M&A月報 No.183号 平和なタイランドの4月
毎年、この時期から急激にタイは暑くなるが、同時にタクシン氏の
話題でも熱くなるのが近年恒例となってきている。
エイプリルプールには、タクシン死亡説が流れたが、同氏はTwitter で
「自分は生きている。
嘘はずっと嘘を付くよりマシである Ha ha ha」と悪質な(?)噂を笑い飛ばした。
また、一方、同氏の長男は「今月行われる北部チェンマイ県の国会議員補選に
立候補するのは、ヤオワパー(元首相の妹)ではなく、タクシン氏(父親)だ」
と書き込み、これまたセンスのないジョークで人々を呆れさせた。
なんとも平和な時間が流れ、経済成長に沸くタイである。
06年のクーデター、08年の空港占拠、09年のASEAN首脳会合中止、
10年の黄組VS赤組の大規模衝突、11年の大洪水と話題に
事欠かなかったタイであるが、昨今は、国内対立は小康状態を続け、
国家としての比較的安定さが持続的経済成長に連動していると言えよう。
しかしながら、黄組VS 赤組の政治的対立については、
根本から何一つ解決には至っていない。
「タクシン氏の帰国実現」に向け疾走する与党は、クーデター後に
成立した07年憲法の改正に躍起で、特に目障りとする憲法裁判所の
強力な権限を剥奪・縮小させる憲法改正案を提出、国会における
法案審議をスタートさせた。
法案はすでに第1読会を通過し、逐条審議の「第2読会」に進むことになったが、
クーデター後の政治犯に恩赦を与える法案含め、「タクシン氏の帰国実現」に
向けた種々の動きが今後のタイの行く末を二分すると言っても過言ではないほど、
くすぶり続ける根深い火種が未だタイには存在する。
一方、インラック首相はタクシン氏の帰国実現に触れることなく、
また政治的対立に関与、言及することなく、任期全うに向け、無難且つ堅実に
国家の舵取りをしており、国民も消極的に支持をしているようである。
「何もしていない」と批判されてはいるが、当初掲げた社会構造改革に
向けた具体的政策の遂行と実現に期待したいと思う。
平和な4月、あまり話題がない中、残念な結果があった。
バンコク国際モーターショー2013 であるが、昨年は、受注台数5万7,000台、
売上総額約800億バーツ超の過去最高の成果であったが、今年は、
受注台数4万1千台で前年比28%減、目標の6万台を大きく下回った。
政府の新車購入優遇策が昨年末で終了したことが主因であろう。
今後、国内の市場が縮小に向かう可能性が高い中、タイよりの輸出増で
生産台数を増やすシナリオも、最近のバーツ高で、輸入部品の調達コストが
下がる半面、完成車輸出への影響が懸念されはじめ、日系カーメーカー各社、
戦略の見直しが急務となっている。
今年のタイ旧正月ソンクラン祭り、別名「1年で最も危険な1週間」中に
発生した交通事故は計2,290件で、負傷者は2,439人、死亡者は255人であった。
主な原因は、例年同様、飲酒運転とスピードの出し過ぎであった。
タイ中銀は3日、金融政策決定委員会を開き、大方の予想通り、
政策金利を年2.75%に据え置くことを決定した。
据え置きは昨年11月以降4回連続。

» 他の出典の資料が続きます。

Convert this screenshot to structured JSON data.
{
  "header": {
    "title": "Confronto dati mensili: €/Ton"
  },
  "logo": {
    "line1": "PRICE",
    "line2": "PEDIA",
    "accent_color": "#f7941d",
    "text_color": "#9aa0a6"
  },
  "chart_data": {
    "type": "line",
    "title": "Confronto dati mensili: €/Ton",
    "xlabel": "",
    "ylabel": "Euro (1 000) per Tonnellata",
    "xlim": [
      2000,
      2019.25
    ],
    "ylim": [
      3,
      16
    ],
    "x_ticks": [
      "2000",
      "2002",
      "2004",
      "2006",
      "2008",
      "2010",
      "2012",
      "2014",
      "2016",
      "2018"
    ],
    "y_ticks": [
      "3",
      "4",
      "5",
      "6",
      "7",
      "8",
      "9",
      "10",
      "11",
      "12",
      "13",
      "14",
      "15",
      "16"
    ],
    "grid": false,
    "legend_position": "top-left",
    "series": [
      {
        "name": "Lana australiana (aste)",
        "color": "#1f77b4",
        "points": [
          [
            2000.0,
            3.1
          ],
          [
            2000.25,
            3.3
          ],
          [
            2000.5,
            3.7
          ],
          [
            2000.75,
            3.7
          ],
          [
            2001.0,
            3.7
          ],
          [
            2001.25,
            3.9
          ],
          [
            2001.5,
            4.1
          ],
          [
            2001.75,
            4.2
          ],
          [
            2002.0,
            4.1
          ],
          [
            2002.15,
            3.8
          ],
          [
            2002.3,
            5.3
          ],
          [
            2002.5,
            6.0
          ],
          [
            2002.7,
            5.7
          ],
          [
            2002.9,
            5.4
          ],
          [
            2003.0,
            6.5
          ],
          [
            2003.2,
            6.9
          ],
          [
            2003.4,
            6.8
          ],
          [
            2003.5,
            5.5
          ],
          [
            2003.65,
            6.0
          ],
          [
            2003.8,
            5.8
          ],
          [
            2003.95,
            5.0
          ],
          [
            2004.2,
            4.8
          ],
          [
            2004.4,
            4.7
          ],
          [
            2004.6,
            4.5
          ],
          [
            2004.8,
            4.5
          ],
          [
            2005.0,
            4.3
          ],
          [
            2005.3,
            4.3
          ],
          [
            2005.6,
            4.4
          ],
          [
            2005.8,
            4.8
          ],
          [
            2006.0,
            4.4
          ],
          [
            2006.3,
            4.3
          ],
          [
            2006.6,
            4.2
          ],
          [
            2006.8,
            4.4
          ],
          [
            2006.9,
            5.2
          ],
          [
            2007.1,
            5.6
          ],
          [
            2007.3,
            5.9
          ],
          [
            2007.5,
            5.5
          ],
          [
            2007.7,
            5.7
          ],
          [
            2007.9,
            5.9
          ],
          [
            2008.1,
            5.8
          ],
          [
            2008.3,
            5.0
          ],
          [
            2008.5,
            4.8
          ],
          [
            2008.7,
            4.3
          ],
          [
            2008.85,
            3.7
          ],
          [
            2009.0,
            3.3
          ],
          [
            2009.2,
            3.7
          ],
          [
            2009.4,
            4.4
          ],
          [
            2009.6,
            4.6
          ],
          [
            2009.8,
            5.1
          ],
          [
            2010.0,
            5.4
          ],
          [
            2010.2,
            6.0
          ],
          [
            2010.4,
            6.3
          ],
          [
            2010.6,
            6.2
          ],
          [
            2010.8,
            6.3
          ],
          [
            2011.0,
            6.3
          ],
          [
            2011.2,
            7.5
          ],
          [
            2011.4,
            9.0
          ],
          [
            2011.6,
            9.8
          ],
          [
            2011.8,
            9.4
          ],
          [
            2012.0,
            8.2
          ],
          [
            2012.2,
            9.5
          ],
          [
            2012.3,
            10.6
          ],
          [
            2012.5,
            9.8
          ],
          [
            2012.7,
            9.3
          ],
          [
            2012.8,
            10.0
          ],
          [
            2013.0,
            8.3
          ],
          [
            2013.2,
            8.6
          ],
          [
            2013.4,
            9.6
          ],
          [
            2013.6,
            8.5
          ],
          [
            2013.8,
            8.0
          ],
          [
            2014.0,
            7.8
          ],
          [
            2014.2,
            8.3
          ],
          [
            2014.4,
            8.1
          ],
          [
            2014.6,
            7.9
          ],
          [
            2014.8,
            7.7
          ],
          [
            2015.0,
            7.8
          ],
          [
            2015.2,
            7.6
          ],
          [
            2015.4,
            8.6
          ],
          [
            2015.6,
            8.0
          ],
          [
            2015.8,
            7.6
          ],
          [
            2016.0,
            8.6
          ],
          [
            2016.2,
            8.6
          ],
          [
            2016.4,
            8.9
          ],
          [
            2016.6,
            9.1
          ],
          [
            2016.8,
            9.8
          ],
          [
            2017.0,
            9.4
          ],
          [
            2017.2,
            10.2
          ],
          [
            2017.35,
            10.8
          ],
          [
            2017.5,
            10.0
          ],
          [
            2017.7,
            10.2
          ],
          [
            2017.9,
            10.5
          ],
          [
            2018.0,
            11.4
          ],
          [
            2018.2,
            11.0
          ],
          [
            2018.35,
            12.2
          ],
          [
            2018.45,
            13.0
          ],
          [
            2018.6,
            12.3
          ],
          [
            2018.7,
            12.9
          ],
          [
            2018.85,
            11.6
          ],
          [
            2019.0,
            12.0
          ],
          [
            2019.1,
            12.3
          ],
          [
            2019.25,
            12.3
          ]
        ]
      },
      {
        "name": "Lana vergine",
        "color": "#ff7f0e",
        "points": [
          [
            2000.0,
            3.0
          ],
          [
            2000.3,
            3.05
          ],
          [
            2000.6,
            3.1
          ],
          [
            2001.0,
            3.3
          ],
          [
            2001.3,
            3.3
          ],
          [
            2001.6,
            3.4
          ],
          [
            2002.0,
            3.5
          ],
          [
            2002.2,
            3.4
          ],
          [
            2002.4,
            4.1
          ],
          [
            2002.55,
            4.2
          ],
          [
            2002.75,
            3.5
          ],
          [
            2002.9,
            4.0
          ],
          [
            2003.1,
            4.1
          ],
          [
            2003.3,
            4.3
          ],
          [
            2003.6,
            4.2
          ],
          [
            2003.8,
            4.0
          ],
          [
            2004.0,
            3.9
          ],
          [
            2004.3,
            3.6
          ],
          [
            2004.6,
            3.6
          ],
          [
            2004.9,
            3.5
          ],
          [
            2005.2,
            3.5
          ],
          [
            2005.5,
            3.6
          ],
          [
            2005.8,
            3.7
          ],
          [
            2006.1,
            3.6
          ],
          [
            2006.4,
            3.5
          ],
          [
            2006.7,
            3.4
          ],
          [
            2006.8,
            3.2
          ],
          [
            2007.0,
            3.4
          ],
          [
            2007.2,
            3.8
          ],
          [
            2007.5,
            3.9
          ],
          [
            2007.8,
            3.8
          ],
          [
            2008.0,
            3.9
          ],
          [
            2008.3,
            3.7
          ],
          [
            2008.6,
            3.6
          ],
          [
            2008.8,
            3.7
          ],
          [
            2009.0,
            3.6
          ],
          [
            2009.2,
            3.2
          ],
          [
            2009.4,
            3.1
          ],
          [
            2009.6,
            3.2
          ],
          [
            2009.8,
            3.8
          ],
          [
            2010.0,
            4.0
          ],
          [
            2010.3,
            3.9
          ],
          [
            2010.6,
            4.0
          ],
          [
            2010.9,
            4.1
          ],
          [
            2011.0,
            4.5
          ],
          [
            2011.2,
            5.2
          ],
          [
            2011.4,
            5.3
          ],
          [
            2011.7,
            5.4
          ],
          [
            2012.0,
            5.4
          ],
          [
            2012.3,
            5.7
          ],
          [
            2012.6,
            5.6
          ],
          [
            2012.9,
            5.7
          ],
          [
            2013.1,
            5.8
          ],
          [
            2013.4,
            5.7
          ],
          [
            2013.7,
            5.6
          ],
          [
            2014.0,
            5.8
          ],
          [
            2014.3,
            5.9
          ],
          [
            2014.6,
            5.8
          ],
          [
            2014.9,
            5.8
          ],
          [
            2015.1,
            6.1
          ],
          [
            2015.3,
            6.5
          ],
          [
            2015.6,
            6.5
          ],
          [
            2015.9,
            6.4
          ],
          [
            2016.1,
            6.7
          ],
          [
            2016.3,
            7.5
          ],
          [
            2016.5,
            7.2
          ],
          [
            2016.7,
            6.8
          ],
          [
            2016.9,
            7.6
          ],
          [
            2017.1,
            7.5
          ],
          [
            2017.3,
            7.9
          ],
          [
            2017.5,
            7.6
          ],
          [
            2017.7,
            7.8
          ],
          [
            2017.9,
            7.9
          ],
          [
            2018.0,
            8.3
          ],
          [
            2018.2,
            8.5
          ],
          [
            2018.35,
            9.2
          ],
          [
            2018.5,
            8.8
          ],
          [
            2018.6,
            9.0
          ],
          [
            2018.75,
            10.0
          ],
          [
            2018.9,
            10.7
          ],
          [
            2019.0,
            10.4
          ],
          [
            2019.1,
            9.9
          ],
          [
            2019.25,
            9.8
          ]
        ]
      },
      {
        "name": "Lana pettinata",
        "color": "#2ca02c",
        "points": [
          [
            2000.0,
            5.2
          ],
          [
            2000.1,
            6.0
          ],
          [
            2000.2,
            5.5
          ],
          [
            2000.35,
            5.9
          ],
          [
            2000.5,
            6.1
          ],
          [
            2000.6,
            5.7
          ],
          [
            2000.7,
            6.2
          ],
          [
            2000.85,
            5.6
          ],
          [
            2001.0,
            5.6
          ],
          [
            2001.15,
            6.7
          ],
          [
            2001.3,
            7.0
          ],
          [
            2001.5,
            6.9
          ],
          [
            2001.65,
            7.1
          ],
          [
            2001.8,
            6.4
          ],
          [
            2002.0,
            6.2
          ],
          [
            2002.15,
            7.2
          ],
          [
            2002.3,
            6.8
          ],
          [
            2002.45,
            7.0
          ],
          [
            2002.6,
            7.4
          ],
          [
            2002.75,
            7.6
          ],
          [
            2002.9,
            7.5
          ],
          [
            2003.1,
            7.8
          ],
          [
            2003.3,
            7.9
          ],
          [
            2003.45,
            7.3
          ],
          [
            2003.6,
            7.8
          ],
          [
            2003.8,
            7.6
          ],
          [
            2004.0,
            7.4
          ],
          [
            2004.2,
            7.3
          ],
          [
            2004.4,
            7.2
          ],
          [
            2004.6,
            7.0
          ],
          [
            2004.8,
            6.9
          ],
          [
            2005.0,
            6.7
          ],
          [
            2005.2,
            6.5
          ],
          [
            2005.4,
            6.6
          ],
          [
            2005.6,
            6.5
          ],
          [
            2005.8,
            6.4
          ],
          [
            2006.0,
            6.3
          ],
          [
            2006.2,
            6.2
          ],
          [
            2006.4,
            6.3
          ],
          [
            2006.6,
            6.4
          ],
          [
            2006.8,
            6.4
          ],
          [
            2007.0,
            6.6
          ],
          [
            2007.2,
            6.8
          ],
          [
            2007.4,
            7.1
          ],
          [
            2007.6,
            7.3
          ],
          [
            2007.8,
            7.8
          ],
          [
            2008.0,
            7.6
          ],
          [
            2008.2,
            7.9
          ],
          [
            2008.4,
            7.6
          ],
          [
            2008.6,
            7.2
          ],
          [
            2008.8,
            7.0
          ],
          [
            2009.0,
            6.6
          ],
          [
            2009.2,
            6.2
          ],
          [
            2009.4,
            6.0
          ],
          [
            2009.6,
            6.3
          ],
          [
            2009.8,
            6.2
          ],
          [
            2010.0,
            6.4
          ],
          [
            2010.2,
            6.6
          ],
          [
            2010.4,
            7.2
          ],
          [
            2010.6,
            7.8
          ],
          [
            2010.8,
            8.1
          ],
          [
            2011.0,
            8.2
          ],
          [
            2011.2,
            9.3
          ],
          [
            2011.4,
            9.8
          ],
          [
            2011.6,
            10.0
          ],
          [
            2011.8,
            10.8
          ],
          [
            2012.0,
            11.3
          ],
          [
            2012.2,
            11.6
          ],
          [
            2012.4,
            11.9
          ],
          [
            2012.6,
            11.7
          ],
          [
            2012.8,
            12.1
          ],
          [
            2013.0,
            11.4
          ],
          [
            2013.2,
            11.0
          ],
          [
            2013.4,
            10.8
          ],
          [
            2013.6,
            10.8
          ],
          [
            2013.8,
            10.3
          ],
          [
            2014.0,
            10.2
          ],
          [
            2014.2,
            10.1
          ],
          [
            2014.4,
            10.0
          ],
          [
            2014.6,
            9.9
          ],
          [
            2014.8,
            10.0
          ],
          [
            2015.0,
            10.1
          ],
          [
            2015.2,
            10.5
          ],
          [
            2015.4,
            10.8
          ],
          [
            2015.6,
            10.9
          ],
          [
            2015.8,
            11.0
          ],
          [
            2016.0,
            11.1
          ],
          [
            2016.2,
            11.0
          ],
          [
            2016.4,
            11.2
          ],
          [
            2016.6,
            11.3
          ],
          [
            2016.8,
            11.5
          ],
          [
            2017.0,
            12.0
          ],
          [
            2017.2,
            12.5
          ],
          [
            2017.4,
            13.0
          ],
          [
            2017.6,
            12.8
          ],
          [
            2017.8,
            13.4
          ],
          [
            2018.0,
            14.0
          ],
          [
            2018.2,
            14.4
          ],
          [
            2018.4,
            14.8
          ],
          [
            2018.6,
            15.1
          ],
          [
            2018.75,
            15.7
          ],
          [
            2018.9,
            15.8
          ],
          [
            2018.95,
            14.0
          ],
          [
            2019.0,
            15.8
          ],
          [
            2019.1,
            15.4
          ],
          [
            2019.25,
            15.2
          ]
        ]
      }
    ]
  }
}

タイ経済については、急回復が続いた
昨年後半に比べ、今年第1四半期は落ち着きを取り戻し、
堅調な成長を続けているが、一方、世界経済は欧州を中心になお不安定な
状況のため、変化の大きな外為相場や外国資金の流入は、
金融安定にとってリスクだと言及した。
BOIによると、今年1~3月の投資申請件数は前年同期比38%増の610件となり、
総額は同24%増の2,750億バーツだった。
国別にみると、日本からの投資額が最も多く874億8,300万バーツで、
前年同期比12.2%増。申請件数は1.7%増の176件だった。
引き続き、中小・零細企業による申請増の状況が続いている。